The realization in the last decade that dysregulated microglia are intimately involved in Alzheimer’s disease (AD) pathogenesis has been a major advance. The precise mechanisms controlling pathogenic programs of microglia gene expression, however, remain poorly understood. The transcription factor (TF) c/EBPß is highly expressed in microglia and is known to regulate expression of pro-inflammatory genes. Notably, c/EBPß is upregulated in AD. Despite mounting evidence that the levels of this pivotal pro-inflammatory TF are tightly regulated, how this is achieved is unclear as alterations in its amounts are not reflected in transcript levels.
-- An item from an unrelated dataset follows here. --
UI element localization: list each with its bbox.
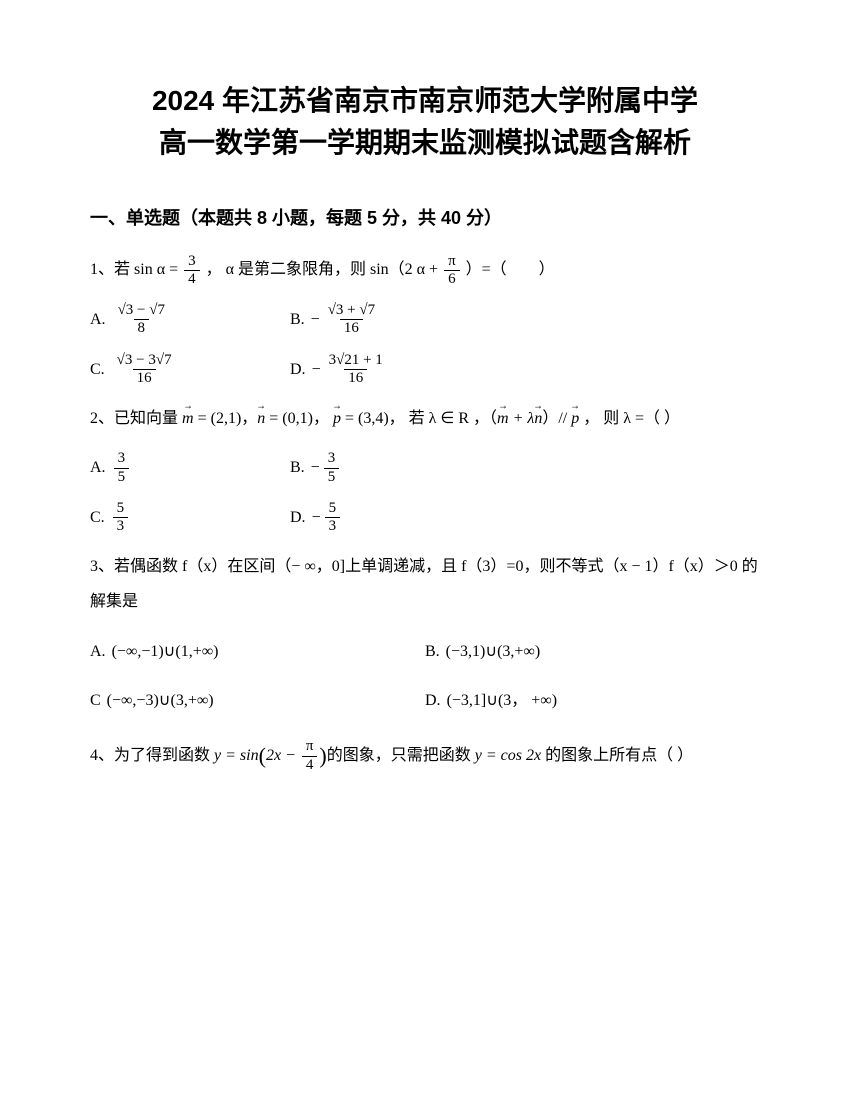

Remarkably, we find that this TF is primarily regulated post-translationally. Here we show that the ubiquitin ligase Cop1 functions as a “brake” on microglial activation by targeting c/EBPß for ubiquitination and subsequent proteasomal mediated degradation. In the absence of Cop1, c/EBPß protein rapidly and dramatically accumulates leading to engagement of a potent pro-inflammatory and ApoE gene-expression program, evidenced by increased neurotoxicity in microglia-neuronal co-cultures. Antibody blocking studies revealed that the neurotoxicity was almost entirely attributable to complement. Unexpectedly, loss of a single allele of c/EBPß, rescued the pro-inflammatory phenotype underscoring a significant gene dosage effect. We also found that Cop1 deletion accelerated disease progression in a mouse model of tau-mediated neurodegeneration where elevated ApoE plays a deleterious role. Taken together these results point to c/EBPß as a potential therapeutic target for inflammation-driven neurodegeneration as the heterozygote animal is otherwise normal. ATACseq was performed in BMDMS on the following genotypes in three replicates: Cop1 wildtype and Cop1 knockout.